Development and application of pharmacological statin-associated muscle symptoms phenotyping algorithms using structured and unstructured electronic health records data

JAMIA Open. 2023 Oct 24;6(4):ooad087. doi: 10.1093/jamiaopen/ooad087. eCollection 2023 Dec.

Abstract

Importance: Statins are widely prescribed cholesterol-lowering medications in the United States, but their clinical benefits can be diminished by statin-associated muscle symptoms (SAMS), leading to discontinuation.

Objectives: In this study, we aimed to develop and validate a pharmacological SAMS clinical phenotyping algorithm using electronic health records (EHRs) data from Minnesota Fairview.

Materials and methods: We retrieved structured and unstructured EHR data of statin users and manually ascertained a gold standard set of SAMS cases and controls using the published SAMS-Clinical Index tool from clinical notes in 200 patients.
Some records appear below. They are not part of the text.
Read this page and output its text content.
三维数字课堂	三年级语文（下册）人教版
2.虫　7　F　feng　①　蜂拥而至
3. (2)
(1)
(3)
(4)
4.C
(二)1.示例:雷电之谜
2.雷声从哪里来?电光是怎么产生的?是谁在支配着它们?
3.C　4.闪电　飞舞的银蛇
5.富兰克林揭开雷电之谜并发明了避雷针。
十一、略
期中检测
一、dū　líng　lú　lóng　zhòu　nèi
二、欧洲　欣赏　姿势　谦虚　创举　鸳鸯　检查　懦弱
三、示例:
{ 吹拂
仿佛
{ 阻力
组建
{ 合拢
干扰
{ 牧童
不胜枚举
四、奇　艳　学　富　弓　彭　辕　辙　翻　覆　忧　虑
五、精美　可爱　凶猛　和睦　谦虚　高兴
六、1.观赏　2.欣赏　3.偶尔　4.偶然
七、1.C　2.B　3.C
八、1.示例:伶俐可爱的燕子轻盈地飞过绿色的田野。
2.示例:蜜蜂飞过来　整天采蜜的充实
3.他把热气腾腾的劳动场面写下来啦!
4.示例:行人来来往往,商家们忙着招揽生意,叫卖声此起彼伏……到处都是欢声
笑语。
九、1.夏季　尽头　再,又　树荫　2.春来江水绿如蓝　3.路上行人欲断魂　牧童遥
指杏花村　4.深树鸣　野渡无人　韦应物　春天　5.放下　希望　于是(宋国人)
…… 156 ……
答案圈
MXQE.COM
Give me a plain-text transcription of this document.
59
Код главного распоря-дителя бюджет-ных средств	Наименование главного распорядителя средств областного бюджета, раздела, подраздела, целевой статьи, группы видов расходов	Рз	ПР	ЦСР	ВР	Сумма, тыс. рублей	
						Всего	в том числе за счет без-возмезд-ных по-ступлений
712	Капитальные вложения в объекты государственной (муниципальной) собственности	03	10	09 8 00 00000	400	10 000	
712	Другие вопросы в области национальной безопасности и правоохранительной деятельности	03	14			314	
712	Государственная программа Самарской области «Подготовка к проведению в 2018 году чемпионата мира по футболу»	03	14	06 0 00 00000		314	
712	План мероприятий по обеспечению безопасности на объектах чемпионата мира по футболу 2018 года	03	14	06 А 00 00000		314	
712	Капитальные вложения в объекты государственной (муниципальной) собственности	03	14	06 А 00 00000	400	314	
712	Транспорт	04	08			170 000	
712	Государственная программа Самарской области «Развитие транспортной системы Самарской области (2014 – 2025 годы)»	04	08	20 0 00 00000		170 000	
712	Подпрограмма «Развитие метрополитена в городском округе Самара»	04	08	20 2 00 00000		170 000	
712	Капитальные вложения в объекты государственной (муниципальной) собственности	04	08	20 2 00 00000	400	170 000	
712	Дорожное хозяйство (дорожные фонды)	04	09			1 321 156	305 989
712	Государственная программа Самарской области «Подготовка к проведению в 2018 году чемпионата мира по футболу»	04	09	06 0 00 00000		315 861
We developed machine learning algorithms and rule-based algorithms that incorporated various criteria, including ICD codes, statin allergy, creatine kinase elevation, and keyword mentions in clinical notes. We applied the best-performing algorithm to the statin cohort to identify SAMS.

Results: We identified 16 889 patients who started statins in the Fairview EHR system from 2010 to 2020. The combined rule-based (CRB) algorithm, which utilized both clinical notes and structured data criteria, achieved similar performance compared to machine learning algorithms with a precision of 0.85, recall of 0.71, and F1 score of 0.77 against the gold standard set. Applying the CRB algorithm to the statin cohort, we identified the pharmacological SAMS prevalence to be 1.9% and selective risk factors which included female gender, coronary artery disease, hypothyroidism, and use of immunosuppressants or fibrates.

Discussion and conclusion: Our study developed and validated a simple pharmacological SAMS phenotyping algorithm that can be used to create SAMS case/control cohort to enable further analysis which can lead to the development of a SAMS risk prediction model.

Keywords: electronic health records; hydroxymethylglutaryl-CoA reductase inhibitors; machine learning; phenotyping; precision medicine.